Defenders pushed back. Consequence's Wren Graysen slammed Wired's headline. 'What the article describes is not a psy-op, but a marketing budget.' Tarsia again: mostly clip distribution to seed feeds for human discovery. Graysen likened it to radio airplay or street teams. Blame TikTok's slot-machine algorithm, he said, not the band. Cereal on eye-level shelves? Same game.

Industry vets nodded. Darren Hemmings of Network Notes warned of reputational hits. 'In art, being derided as fake… can see your credibility disappear.' Yet McLamb pondered purity tests. Indies crave authenticity. Majors get passes.
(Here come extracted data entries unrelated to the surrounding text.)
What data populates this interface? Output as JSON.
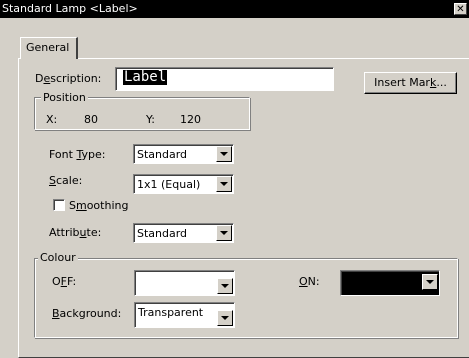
{
  "window": {
    "title": "Standard Lamp <Label>",
    "close_label": "✕"
  },
  "tabs": [
    {
      "label": "General",
      "selected": true
    }
  ],
  "description": {
    "label_pre": "D",
    "label_u": "e",
    "label_post": "scription:",
    "value": "Label"
  },
  "insert_mark": {
    "label_pre": "Insert Mar",
    "label_u": "k",
    "label_post": "..."
  },
  "position": {
    "title": "Position",
    "x_label": "X:",
    "x_value": "80",
    "y_label": "Y:",
    "y_value": "120"
  },
  "font_type": {
    "label_pre": "Font ",
    "label_u": "T",
    "label_post": "ype:",
    "value": "Standard"
  },
  "scale": {
    "label_pre": "",
    "label_u": "S",
    "label_post": "cale:",
    "value": "1x1 (Equal)"
  },
  "smoothing": {
    "label_pre": "S",
    "label_u": "m",
    "label_post": "oothing",
    "checked": false
  },
  "attribute": {
    "label_pre": "Attrib",
    "label_u": "u",
    "label_post": "te:",
    "value": "Standard"
  },
  "colour": {
    "title": "Colour",
    "off": {
      "label_pre": "O",
      "label_u": "F",
      "label_post": "F:",
      "value": "",
      "color": "#ffffff"
    },
    "on": {
      "label_pre": "",
      "label_u": "O",
      "label_post": "N:",
      "value": "",
      "color": "#000000"
    },
    "background": {
      "label_pre": "",
      "label_u": "B",
      "label_post": "ackground:",
      "value": "Transparent"
    }
  }
}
Chaotic Good serves both.

Geese kept touring. Coachella streamed strong. Fans filled seats. X chatter mixed hate with hype—Olivia Rodrigo dinner pics with Winter fueled memes. Some called it staged. Others shrugged.

But here's the rub. Platforms evolved discovery into pay-to-play. TikTok's Luminate report shows it drives streams. YouTube too. Organic paths narrow. Labels spend. Indies follow or fade.

Chaotic Good pivoted post-scandal. Dropped 'narrative campaigns' lingo. Focused PR consulting. Spelman eyed Instagram Reels' 30% view-time bump.

Geese? No comment. Success speaks. Getting Killed endures. Clips still circulate. Real or seeded—who knows. Algorithms don't care. Listeners do.

This clash exposes music's new front. Marketing blurs into mimicry. Fans demand raw discovery. Bands chase visibility. TikTok feeds the frenzy. And the cycle spins.